Tak Mau Dikontrol Amerika, Dolar Dibuang & Emas Diborong

- Bank sentral di berbagai negara sejak tahun lalu memborong emas dan membuang dolar AS, alasannya pun diungkap oleh salah satu mantan pejabat elit Amerika Serikat.
- Diversifikasi hingga tidak ingin dikontrol oleh pemerintah Amerika Serikat menjadi beberapa alasan yang disebut.
- Pejabat tersebut juga memprediksi tren pembelian emas oleh bank sentral akan berlanjut dalam jangka panjang.
Jakarta, CNBC Indonesia - Awal Mei lalu, harga emas dunia menembus US$ 2072/troy ons, nyaris menjadi rekor tertinggi sepanjang sejarah. Di sisi lain, dolar Amerika Serikat (AS) semakin banyak "dibuang", alias terjadi dedolarisasi. Bank sentral dari berbagai negara dibalik aksi tersebut.
Sejak perang Rusia-Ukraina pecah pada Februari 2022 lalu, para bank sentral banyak memborong emas. Di sisi lain, porsi dolar dalam cadangan devisa mereka terus menurun. Ternyata salah satu alasannya adalah mereka tidak mau dikontrol oleh pemerintah Amerika Serikat. Hal tersebut diungkapkan oleh Philip Dielh mantan direktur Mint AS, salah satu biro di Departemen Keuangan AS.
"Banyak dari bank sentral melakukan diversifikasi portofolio mereka sehingga tidak bisa dikontrol oleh pemerintah AS dalam membuat kebijakan," kata Dielh dalam sebuah diskusi di acara In Conversation, Money Reserve, Selasa (6/6/2023).
Seperti diketahui, Amerika Serikat dan Sekutu membekukan cadangan devisa Rusia dalam bentuk dolar AS pada tahun lalu sebagai sanksi berperang dengan Ukraina. Sejak saat itu banyak yang memandang Amerika Serikat menggunakan dolar AS sebagai senjata untuk menekan negara lain. Dedolarisasi pun semakin marak, terbukti porsi dolar AS dalam cadangan devisa dunia mengalami penurunan.
Data Currency Composition of Official Foreign Exchange Reserve (COVER) dari IMF, nilai dolar AS dalam cadangan devisa global memang mengalami penurunan drastis.
Pada kuartal IV-2021, nilainya mencapai US$ 7.085,01 miliar, sementara pada kuartal IV-2022 sebesar US$ 6.471,28 miliar.
Secara pangsa, pada 2021 sebesar 58,8%, sedangkan pada 2022 turun menjadi 58,4%. Pangsa tersebut menjadi yang terendah dalam 27 tahun terakhir.
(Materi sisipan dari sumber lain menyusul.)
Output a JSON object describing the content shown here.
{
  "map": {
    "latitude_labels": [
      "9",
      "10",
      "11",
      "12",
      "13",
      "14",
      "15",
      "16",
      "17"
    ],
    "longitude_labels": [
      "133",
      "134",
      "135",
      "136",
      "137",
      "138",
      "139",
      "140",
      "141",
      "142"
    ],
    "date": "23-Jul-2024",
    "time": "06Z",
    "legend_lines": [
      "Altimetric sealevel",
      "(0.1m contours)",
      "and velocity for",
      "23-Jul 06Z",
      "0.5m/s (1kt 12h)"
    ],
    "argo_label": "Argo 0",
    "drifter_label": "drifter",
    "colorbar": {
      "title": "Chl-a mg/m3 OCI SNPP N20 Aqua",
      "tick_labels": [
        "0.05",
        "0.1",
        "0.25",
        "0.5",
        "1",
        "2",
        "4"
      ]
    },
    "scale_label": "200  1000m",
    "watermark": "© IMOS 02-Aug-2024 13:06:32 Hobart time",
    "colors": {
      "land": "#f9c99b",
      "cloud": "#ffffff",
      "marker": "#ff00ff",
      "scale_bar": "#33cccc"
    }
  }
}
Pada awal 200an, pangsa dolar AS di cadangan devisa global masih di atas 70%.
"Mereka (bank sentral) melakukan diversifikasi. mereka memiliki banyak aset yang berbeda kebanyakan dalam bentuk dolar AS, dan mereka ingin mendiversifikasi aset mereka karena tidak ada yang tahu apa yang akan terjadi dengan dolar AS, tidak ada garansi dolar AS bisa mempertahankan nilainya," kata Dielh
Berdasarkan laporan World Gold Council (WGC), bank sentral di berbagai negara memborong 228,4 ton emas pada kuartal I-2023. Pembelian tersebut melesat 176% dibandingkan kuartal I tahun lalu, saat perang Rusia-Ukraina baru meletus pada Februari 2022.
Pembelian tersebut juga menjadi rekor terbesar di kuartal I, dibandingkan tahun-tahun sebelumnya.
"(Pembelian) ini mengesankan, mengingat pada tahun lalu terjadi rekor permintaan," tulis World Gold Council awal Mei lalu.
Sebelumnya pada awal 2023, WGC melaporkan bank sentral China (PBoC) memborong emas sebanyak 32 ton pada November 2022.
Pembelian emas oleh PBoC adalah yang pertama kali sejak September 2019 atau lebih dari tiga tahun lalu.
Kemudian PBoC sendiri mengumumkan pembelian emas sebesar 30 ton pada Desember 2022. Dengan demikian, dalam dua bulan PBoC memborong 62 ton emas.
Tidak hanya PBoC, bank sentral di berbagai negara juga terus memborong emas. WGC melaporkan jumlah pembelian pada 2022 menjadi yang terbesar dalam 55 tahun terakhir.
Dielh menyebut tren pembelian emas tersebut masih akan terus berlanjut.
"Mungkin dalam 20 tahun terakhir bank sentral menjual emas yang menekan harganya. Saat ini yang terjadi adalah bank sentral berada pada jalur pembelian, dan saya pikir ini bukan jangka pendek, melainkan jangka panjang," ujarnya.